Friday, 14 February 2014
The Hairy Cornflake Effect
I shouldn’t eat cheese late at night, though it's rare that I do. I can’t recall the last time I did eat cheese so close to my bedtime but around 10pm last night I was offered a quality cheese and I couldn’t resist. It was a lovely crumbling Wensleydale flavoured with cranberries, though I shouldn’t wax too lyrical about the creamy texture. My accent already makes me sound like an extra from Wallace & Gromit without my mentioning my cheese fixation.
I’d heard, of course, all the myths about what happens when you eat cheese late at night. ‘Don’t have nightmares!’ I was warned but, like the fool I am, I laughed it off. I had a couple of hours of cartooning to do before I’d go to sleep. The cheese would have worn off by then. But an hour later, I was restless. I couldn’t finish the cartoon. It hadn’t gone as well as I’d hoped (right). I’d wanted to draw Dave Lee Travis as one of those storms on a nautical map but it didn’t look quite right. I was also enormously tired so I gave up, sure that nothing would disturb my solid seven and a half hours.
Yea gods! How wrong could a man be? I woke up in the middle of the night plagued by a large hairy man dressed as Donald Duck chasing me through a Nigerian housing development. I escaped thanks to the intervention of Tony Soprano and the adventure rapidly moved to the home of the Boston Red Sox where my blog had been taken over by venture capitalists and I was swamped by boxes containing everything I’ve ever done on The Spine: all the files, the words, the pictures... The whole thing was a fiendish mess of half-recognised associations – cartoons I intend to draw, people I know but in unfamiliar places, jobs I need to do or have recently finished. But all of it was given a sick and powerful twist by the late night Wensleydale flavoured with cranberries.
Why is it that you can wake up from a bad dream, shake your head and think ‘Wow! Glad that was only a dream’ yet no sooner do you put your head back down to your pillow than your brain resumes the horrorshow as though you have no control over it? That was my night. Waking relieved and then falling back into the same tormented dreams.

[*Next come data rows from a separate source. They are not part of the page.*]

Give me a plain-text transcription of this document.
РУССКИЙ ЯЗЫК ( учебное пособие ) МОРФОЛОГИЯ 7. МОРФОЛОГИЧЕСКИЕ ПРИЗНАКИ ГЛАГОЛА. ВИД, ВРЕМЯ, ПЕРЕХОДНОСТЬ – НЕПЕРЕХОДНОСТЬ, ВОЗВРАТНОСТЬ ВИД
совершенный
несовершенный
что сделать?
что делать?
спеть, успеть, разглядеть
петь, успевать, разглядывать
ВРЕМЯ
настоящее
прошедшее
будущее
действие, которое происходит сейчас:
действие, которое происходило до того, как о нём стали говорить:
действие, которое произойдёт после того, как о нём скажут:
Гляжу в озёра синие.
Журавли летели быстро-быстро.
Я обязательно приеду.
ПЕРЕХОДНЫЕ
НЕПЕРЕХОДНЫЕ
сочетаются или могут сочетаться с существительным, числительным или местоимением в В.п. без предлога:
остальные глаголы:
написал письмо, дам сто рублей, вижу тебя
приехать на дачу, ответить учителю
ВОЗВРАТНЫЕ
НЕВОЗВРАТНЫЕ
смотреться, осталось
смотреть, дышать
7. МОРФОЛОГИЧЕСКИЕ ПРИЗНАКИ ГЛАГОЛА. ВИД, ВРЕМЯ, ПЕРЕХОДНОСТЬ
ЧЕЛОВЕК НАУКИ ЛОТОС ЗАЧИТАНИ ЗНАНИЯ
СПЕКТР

Now I’m awake the whole thing seems ridiculous and every part of the riddle makes complete sense. The thing I wanted to blog about this morning seems almost trivial by comparison with dream. The hairy man chasing me was clearly meant to be Dave Lee Travis and he was dressed as Donald Duck because I have to draw a cartoon today about a duck. The dream moved to the Boston Red Sox because their owner, John W Henry, also owns Liverpool and today I also have to draw a cartoon for the fanzine and the deadline is tomorrow.
None of which is significant to the point I wanted to make which was this: I know next to nothing about Dave Lee Travis. I know he’s a DJ, bearded, known by his initials or by the nickname ‘the Hairy Cornflake’ and he’s a favourite of Burma's pro-democracy leader and Nobel Peace laureate, Aung San Suu Ky. He’s just been the latest celebrity to face trail relating to allegations of a sexual nature. In the case of Travis, he faced accusations of groping women and yesterday he was found not guilty on 12 counts and it’s not yet known if he’ll face retrial regarding the remaining two.
What I find astonishing is the media’s response to the story. Over the last few days, thousands of people have suffered from the storms and have been forced out of their homes by floods. Some of our most valuable historic buildings are now under water (though that has given rise to this stunning picture). Trees have fallen on cars and power lines have been damaged leaving whole communities without power. Trains from north to south of the country have been forced to stop and it’s impossible for travelers to get to Cornwall by train. Another storm is meant to hit today and the government is struggling to keep on top of the whole sorry mess which might (or might not) have been made worse by funding cuts to the Environment Agency. The country hasn’t seen a national emergency like this is perhaps half a century or more and the government has been hit by infighting and the worst kind of political gamesmanship. Could this be the most obvious example of Global Warming or is it just one of those freak winters that might hit us once a century? Questions haven been asked and the country awaits the answers…
Yet all it took was the acquittal of a radio DJ to bump the national story from the headlines.
DLT was the lead on most newspaper websites as I went to be last night and you only need look at the morning newspapers to recognise the power of celebrity in this country. A celebrity name is even more powerful than that of Mother Nature herself, who sadly, never had her own game show or got her tits out on Channel 5, otherwise we might listened to what she had to say long before now.